12月初,中国在没有批准更高效的mRNA疫苗、没有储备退烧药和新冠抗病毒药、没有让卫生系统做出相应准备的情况下,没有为公众普及准确的新冠防治信息的情况下,突然宣布放弃“清零”,病毒立刻像野火一样蔓延,老人和弱势群体被推入险境。

在政府治理缺位的情况下,人们只能基于有限甚至可能错误的信息自救。这波疫情初期人们四处寻找退烧药,最近当有传闻称新变种XBB.1.5会引起严重腹泻时,止泻药又出现了一轮抢购潮,但现在没有什么药比Paxlovid更加奇货可居。世卫组织推荐 Paxlovid用于救治有住院风险的患者,在美国等国家,这种口服药可以由家庭医生开具处方,主要针对部分高危患者,建议在感染五天内服用。但在中国,没有人知道进口了多少盒药,也不知道去哪儿能找到药,只是听说它对于高危患者来说或许可以救命,于是有人在疯狂为已经进入ICU的家人寻药,哪怕可能为时已晚。眼见药缺到这种程度,暂时安全的人也想要囤一盒,哪怕不符合用药的条件。买药,成了一件既要拼人脉资源,又要拼经济实力的事情,甚至连知道有这样的药物可用,都可能只存在于少数人的认知中。

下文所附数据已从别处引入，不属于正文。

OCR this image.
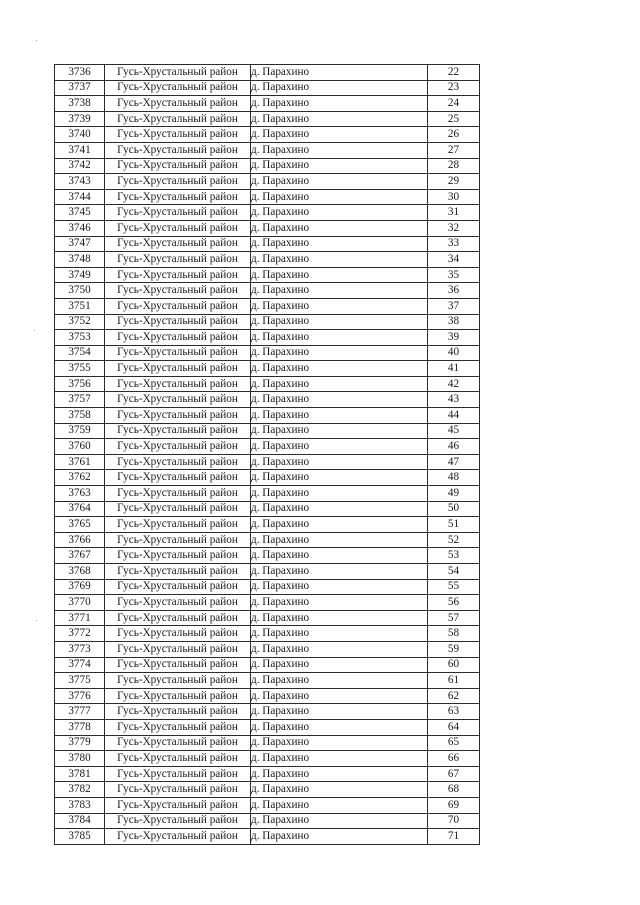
3736	Гусь-Хрустальный район	д. Парахино	22
3737	Гусь-Хрустальный район	д. Парахино	23
3738	Гусь-Хрустальный район	д. Парахино	24
3739	Гусь-Хрустальный район	д. Парахино	25
3740	Гусь-Хрустальный район	д. Парахино	26
3741	Гусь-Хрустальный район	д. Парахино	27
3742	Гусь-Хрустальный район	д. Парахино	28
3743	Гусь-Хрустальный район	д. Парахино	29
3744	Гусь-Хрустальный район	д. Парахино	30
3745	Гусь-Хрустальный район	д. Парахино	31
3746	Гусь-Хрустальный район	д. Парахино	32
3747	Гусь-Хрустальный район	д. Парахино	33
3748	Гусь-Хрустальный район	д. Парахино	34
3749	Гусь-Хрустальный район	д. Парахино	35
3750	Гусь-Хрустальный район	д. Парахино	36
3751	Гусь-Хрустальный район	д. Парахино	37
3752	Гусь-Хрустальный район	д. Парахино	38
3753	Гусь-Хрустальный район	д. Парахино	39
3754	Гусь-Хрустальный район	д. Парахино	40
3755	Гусь-Хрустальный район	д. Парахино	41
3756	Гусь-Хрустальный район	д. Парахино	42
3757	Гусь-Хрустальный район	д. Парахино	43
3758	Гусь-Хрустальный район	д. Парахино	44
3759	Гусь-Хрустальный район	д. Парахино	45
3760	Гусь-Хрустальный район	д. Парахино	46
3761	Гусь-Хрустальный район	д. Парахино	47
3762	Гусь-Хрустальный район	д. Парахино	48
3763	Гусь-Хрустальный район	д. Парахино	49
3764	Гусь-Хрустальный район	д. Парахино	50
3765	Гусь-Хрустальный район	д. Парахино	51
3766	Гусь-Хрустальный район	д. Парахино	52
3767	Гусь-Хрустальный район	д. Парахино	53
3768	Гусь-Хрустальный район	д. Парахино	54
3769	Гусь-Хрустальный район	д. Парахино	55
3770	Гусь-Хрустальный район	д. Парахино	56
3771	Гусь-Хрустальный район	д. Парахино	57
3772	Гусь-Хрустальный район	д. Парахино	58
3773	Гусь-Хрустальный район	д. Парахино	59
3774	Гусь-Хрустальный район	д. Парахино	60
3775	Гусь-Хрустальный район	д. Парахино	61
3776	Гусь-Хрустальный район	д. Парахино	62
3777	Гусь-Хрустальный район	д. Парахино	63
3778	Гусь-Хрустальный район	д. Парахино	64
3779	Гусь-Хрустальный район	д. Парахино	65
3780	Гусь-Хрустальный район	д. Парахино	66
3781	Гусь-Хрустальный район	д. Парахино	67
3782	Гусь-Хрустальный район	д. Парахино	68
3783	Гусь-Хрустальный район	д. Парахино	69
3784	Гусь-Хрустальный район	д. Парахино	70
3785	Гусь-Хрустальный район	д. Парахино	71
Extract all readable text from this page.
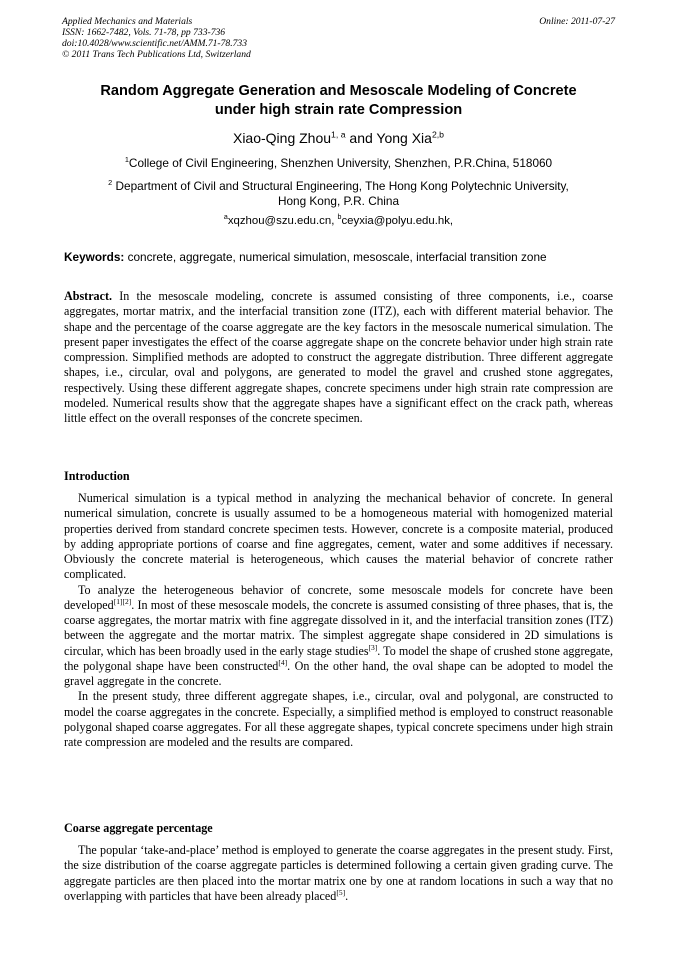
Applied Mechanics and Materials	Online: 2011-07-27
ISSN: 1662-7482, Vols. 71-78, pp 733-736
doi:10.4028/www.scientific.net/AMM.71-78.733
© 2011 Trans Tech Publications Ltd, Switzerland
Random Aggregate Generation and Mesoscale Modeling of Concrete
under high strain rate Compression
Xiao-Qing Zhou$^{1, a}$ and Yong Xia$^{2,b}$
$^1$College of Civil Engineering, Shenzhen University, Shenzhen, P.R.China, 518060
$^2$ Department of Civil and Structural Engineering, The Hong Kong Polytechnic University,
Hong Kong, P.R. China
$^a$xqzhou@szu.edu.cn, $^b$ceyxia@polyu.edu.hk,
Keywords: concrete, aggregate, numerical simulation, mesoscale, interfacial transition zone

Abstract. In the mesoscale modeling, concrete is assumed consisting of three components, i.e., coarse aggregates, mortar matrix, and the interfacial transition zone (ITZ), each with different material behavior. The shape and the percentage of the coarse aggregate are the key factors in the mesoscale numerical simulation. The present paper investigates the effect of the coarse aggregate shape on the concrete behavior under high strain rate compression. Simplified methods are adopted to construct the aggregate distribution. Three different aggregate shapes, i.e., circular, oval and polygons, are generated to model the gravel and crushed stone aggregates, respectively. Using these different aggregate shapes, concrete specimens under high strain rate compression are modeled. Numerical results show that the aggregate shapes have a significant effect on the crack path, whereas little effect on the overall responses of the concrete specimen.

Introduction

Numerical simulation is a typical method in analyzing the mechanical behavior of concrete. In general numerical simulation, concrete is usually assumed to be a homogeneous material with homogenized material properties derived from standard concrete specimen tests. However, concrete is a composite material, produced by adding appropriate portions of coarse and fine aggregates, cement, water and some additives if necessary. Obviously the concrete material is heterogeneous, which causes the material behavior of concrete rather complicated.

To analyze the heterogeneous behavior of concrete, some mesoscale models for concrete have been developed[1][2]. In most of these mesoscale models, the concrete is assumed consisting of three phases, that is, the coarse aggregates, the mortar matrix with fine aggregate dissolved in it, and the interfacial transition zones (ITZ) between the aggregate and the mortar matrix. The simplest aggregate shape considered in 2D simulations is circular, which has been broadly used in the early stage studies[3]. To model the shape of crushed stone aggregate, the polygonal shape have been constructed[4]. On the other hand, the oval shape can be adopted to model the gravel aggregate in the concrete.

In the present study, three different aggregate shapes, i.e., circular, oval and polygonal, are constructed to model the coarse aggregates in the concrete. Especially, a simplified method is employed to construct reasonable polygonal shaped coarse aggregates. For all these aggregate shapes, typical concrete specimens under high strain rate compression are modeled and the results are compared.

Coarse aggregate percentage

The popular ‘take-and-place’ method is employed to generate the coarse aggregates in the present study. First, the size distribution of the coarse aggregate particles is determined following a certain given grading curve. The aggregate particles are then placed into the mortar matrix one by one at random locations in such a way that no overlapping with particles that have been already placed[5].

我的一个在北京某投行工作的朋友说,她的工作群里,高管们最近交流的都是如何找到Paxlovid送给业务伙伴。在各种社交媒体上,人们分享着购药渠道:大城市的少数外资医院、京东美团等在线平台、再后来是北京个别公立医院。在海外的华人最近同样在交流买药寄药经验,有些人在社交媒体上分享了自己如何在美国开到药再偷偷寄给国内亲人的经历,得到的评论非常两极。一些在美华人指责此举是在滥用纳税人的钱,毕竟药都是政府买来再免费分配给真正需要的病人的,有些则反驳说救人一命的正义高于一切。

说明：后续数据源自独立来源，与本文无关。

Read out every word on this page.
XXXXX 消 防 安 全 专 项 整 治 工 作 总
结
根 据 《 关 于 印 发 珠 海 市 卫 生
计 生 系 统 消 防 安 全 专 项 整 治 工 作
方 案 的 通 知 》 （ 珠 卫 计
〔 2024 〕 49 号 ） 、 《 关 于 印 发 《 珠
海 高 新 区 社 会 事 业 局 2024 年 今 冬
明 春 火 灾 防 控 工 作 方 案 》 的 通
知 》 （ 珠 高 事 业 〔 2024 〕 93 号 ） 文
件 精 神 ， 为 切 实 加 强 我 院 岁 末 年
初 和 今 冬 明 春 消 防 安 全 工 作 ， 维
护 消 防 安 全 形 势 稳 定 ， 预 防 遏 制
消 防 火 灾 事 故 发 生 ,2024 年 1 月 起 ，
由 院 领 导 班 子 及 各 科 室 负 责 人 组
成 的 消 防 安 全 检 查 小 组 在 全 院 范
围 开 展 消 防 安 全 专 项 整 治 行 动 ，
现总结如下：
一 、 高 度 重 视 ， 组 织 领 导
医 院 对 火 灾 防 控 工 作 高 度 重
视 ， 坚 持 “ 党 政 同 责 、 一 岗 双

虽然据中国媒体报道,在“放开”近一个月后,1月初Paxlovid终于开始陆续进入北京、上海的部分社区医院,而且使用医保后自付费用非常低廉——这样做的意义在于将救治前移,让社区医院发挥西方国家家庭医生的作用,降低病人病情恶化的危险,减轻医院前线压力,但直至目前,一药难求的现象仍然十分普遍。在一个求药互助群里,我看到有人为43岁的姐姐求一盒药,两个小时后还没等到回复,求助者说,人已经不在了;有很多网友花高价买了印度仿药,但因为不知道真假,纠结着不知道该不该给亲人使用;还有一个住在休斯敦的网友,得知母亲阳性后购得药物,临时辗转飞回国,可是母亲没来得及吃上药就已去世,他自己在上海入境隔离期间检出阳性又被转入公共卫生中心继续隔离,最后他将药免费送给了另一位网友的家人。

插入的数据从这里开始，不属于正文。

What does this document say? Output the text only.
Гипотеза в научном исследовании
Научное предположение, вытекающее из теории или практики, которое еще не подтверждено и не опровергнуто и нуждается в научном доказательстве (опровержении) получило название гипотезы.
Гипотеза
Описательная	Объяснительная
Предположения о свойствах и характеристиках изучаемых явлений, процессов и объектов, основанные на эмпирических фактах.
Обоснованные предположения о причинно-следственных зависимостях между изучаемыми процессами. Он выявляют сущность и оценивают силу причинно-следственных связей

让人心酸的是,Paxlovid原本是处方药,需要由医生和药剂师基于病人的病史和服药情况开具,但现在由于医院仍然广泛缺货,一些医院发热门诊和急诊又已经人满为患,大量家属和患者担心治疗质量会受影响,因此通过社交媒体自学用药。他们都自嘲说,12月初是在自学怎样退烧,不同退烧药有什么区别;12月底又在学如何处理危重症,对各种疗法的优劣、禁忌症和购买渠道了如指掌,甚至自行寻找实验室对真假未知的仿药进行色谱分析。上周末,美国执业华人医师协会和北美华人医师联盟组织了两场抗疫经验在线分享讲座,本意上帮助中国的同行,但各个平台吸引了逾百万人聆听,这当中显然有不少是普通人。在信息缺位时,民间更相信自救。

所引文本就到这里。